It is possible, I suppose, to object when the audience at a 15th century jousting match begins to sing Queen's "We Will Rock You" and follows it with the wave. I laughed. I smiled, in fact, all through Brian Helgeland's "A Knight's Tale," which tells the story of a low-born serf who impersonates a knight, becomes a jousting champion and dares to court the daughter of a nobleman.
Some will say the movie breaks tradition by telling a medieval story with a soundtrack of classic rock. They might as well argue it breaks the rules by setting a 1970s rock opera in the Middle Ages. To them I advise: Who cares? A few days after seeing this movie, I saw Baz Luhrmann's "Moulin Rouge," which was selected to open the Cannes Film Festival despite being set in 1900 and beginning with the hero singing "The Sound of Music." In the case of "A Knight's Tale," Helgeland has pointed out that an orchestral score would be equally anachronistic, since orchestras hadn't been invented in the 1400s. For that matter, neither had movies.
The film stars Heath Ledger, said to be the next big thing on the Australian sex symbol front, as William, a servant to a knight. The knight is killed, and his servants will be eating parboiled hedgehogs unless someone comes up with an idea. Along happens a desperate and naked man who makes them an offer: "Clothe, feed and shoe me, and I'll give you your patents!" Brewer's Dictionary teaches us that Letters Patent are documents signed by a sovereign, conferring such rights as a title of nobility. The man offering to forge them introduces himself as Chaucer (Paul Bettany), and indeed "A Knight's Tale" is a very, very, very free adaptation of one of his Canterbury Tales .
With the forged patents and the dead knight's suit of armor to disguise him, William and his sidekicks Roland and Wat (Mark Addy and Alan Tudyk) put themselves through one of those standard movie training montages and are soon ready to enter a joust, which is the medieval version of golf, with your opponent as the ball. There are many fearsome jousting matches in the movie, all of them playing with perspective and camera angles so that the horses and their riders seem to thunder at high speed for 30 seconds down a course that would take about five, until one knight or the other unseats his opponent three times and takes the victory.
This is not handled with great seriousness but in the spirit of high fun, and there is the evil Count Adhemar (Rufus Sewell) as an opponent.
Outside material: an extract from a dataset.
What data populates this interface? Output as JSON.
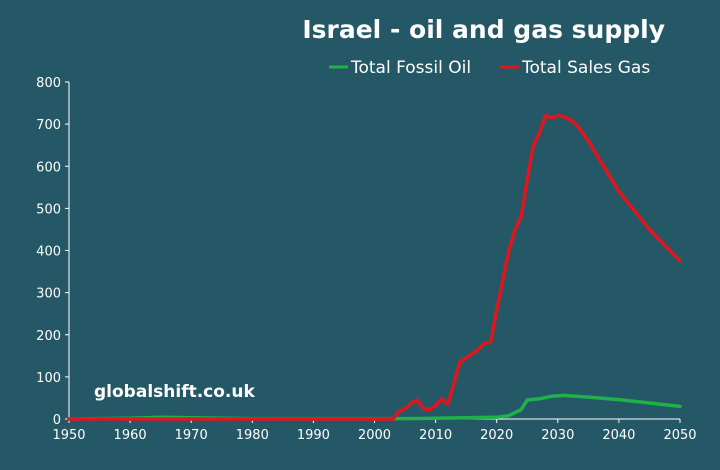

Since the knights wear armor guarding their faces, it might seem hard to distinguish them, but since time immemorial the movies have solved this dilemma by giving good knights attractive facial armor, and bad knights ugly little asymmetrical slits to peer through. I imagine a bad knight going into the armor store and saying, "I want the ugliest facial mask in the place!" Darth Vader is the only villain in the movies with a cool face plate.
Anyway, there are lots of babes in jousting land, especially the lady Jocelyn (Shannyn Sossamon), whose father is the ruler (at a banquet after the first tournament, she dances with William as David Bowie sings "Golden Years"). There is also a cute blacksmithess named Kate (Laura Fraser), who must be good, as she has obviously not been kicked in the head much.
The movie is centered on a series of jousting matches, alternating with threats to unveil the secret of William's identity. Finally we arrive at the World Championships in London, alas without the movie supplying a definition of what in these pre-Columbian times is considered "the world." My guess is that the World Championship of Jousting is to England as the World Series is to North America. Another thing they have in common: Both events feature "The Boys Are Back in Town."
The movie has an innocence and charm that grow on you. It's a reminder of the days before films got so cynical and unrelentingly violent. "A Knight's Tale" is whimsical, silly and romantic, and seeing it after "The Mummy Returns" is like taking Tums after eating the Mummy.